In all this, of course, Bhaiyee has been one shining exception, and our genial and soft-spoken man of steel did Goa proud as usual, with his robust defence of the right to freedom of expression, and the value of literature as the best way to understand each other and ourselves as well. He began in Assamese, to the delight of his audience, and did not fail to mention Gaza and Ukraine, along with technological threats that have arisen from the pursuit of artificial intelligence. All along, he used the examples of Goa and Konkani to elaborate on his greater points, and I found it sublime satisfying to sit next to Shaila Mauzo listening to Bhaiyee captivate this full Assamese house about our tiny slice of the far-away Konkan.

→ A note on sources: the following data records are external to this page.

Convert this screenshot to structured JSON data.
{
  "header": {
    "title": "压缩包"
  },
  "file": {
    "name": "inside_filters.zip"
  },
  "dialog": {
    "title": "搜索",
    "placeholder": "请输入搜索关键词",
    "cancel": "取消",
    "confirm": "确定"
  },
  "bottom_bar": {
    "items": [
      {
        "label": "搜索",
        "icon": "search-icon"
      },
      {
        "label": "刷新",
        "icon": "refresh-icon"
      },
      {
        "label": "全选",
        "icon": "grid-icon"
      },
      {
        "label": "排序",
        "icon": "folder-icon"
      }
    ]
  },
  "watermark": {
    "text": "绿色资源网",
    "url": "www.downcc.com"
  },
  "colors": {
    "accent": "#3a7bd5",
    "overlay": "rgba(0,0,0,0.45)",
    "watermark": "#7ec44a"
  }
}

Just how far away came sharply into focus as we met the international delegates, because the festival curators did an outstanding job of grounding the event in its cultural and geographic location. There was an outstandingly comprehensive representation from Assam itself, several other authors from the surrounding states, and a slew of delegates from Bangladesh, Bhutan, Cambodia and Vietnam. On meeting the dynamic change-making publisher, author and translator Socheata Huot, we discovered her hometown of Pnom Penh is almost 500 kilometres closer to Dibrugarh than is Panjim, and her language belongs to the Mon-Khmer family group that extends into Assam, which makes her entire cultural milieu is much more linked there than ours. 

The inaugural Dibrugarh University International Literature Festival was absolutely great because it really did bring the world to that tiny sun-soaked hinterland above the Brahmaputra, especially with the presence of an entire delegation from Vietnam and two authors from Ukraine. On the last day, in a panel on fiction chaired by me, and including Bhaiyee and the Australian writer Kate Mildenhall, all of us were floored by the testimony from soulful Kiev-based writer, journalist and singer Irena Karpa, and the brave and witty critic Quyen Nguyen from Hanoi. They compelled us to recall that writers live in increasingly dark times everywhere, but they are much worse for some than others, where censorship and war are omnipresent everyday realities. Huge credit to Dhruba Hazarika and Rahul Jain and the rest of their organisational team for that important reminder of why literature and literature festivals matter so much, and congratulations for their outstanding first edition of a truly lovely new landmark on the national cultural calendar.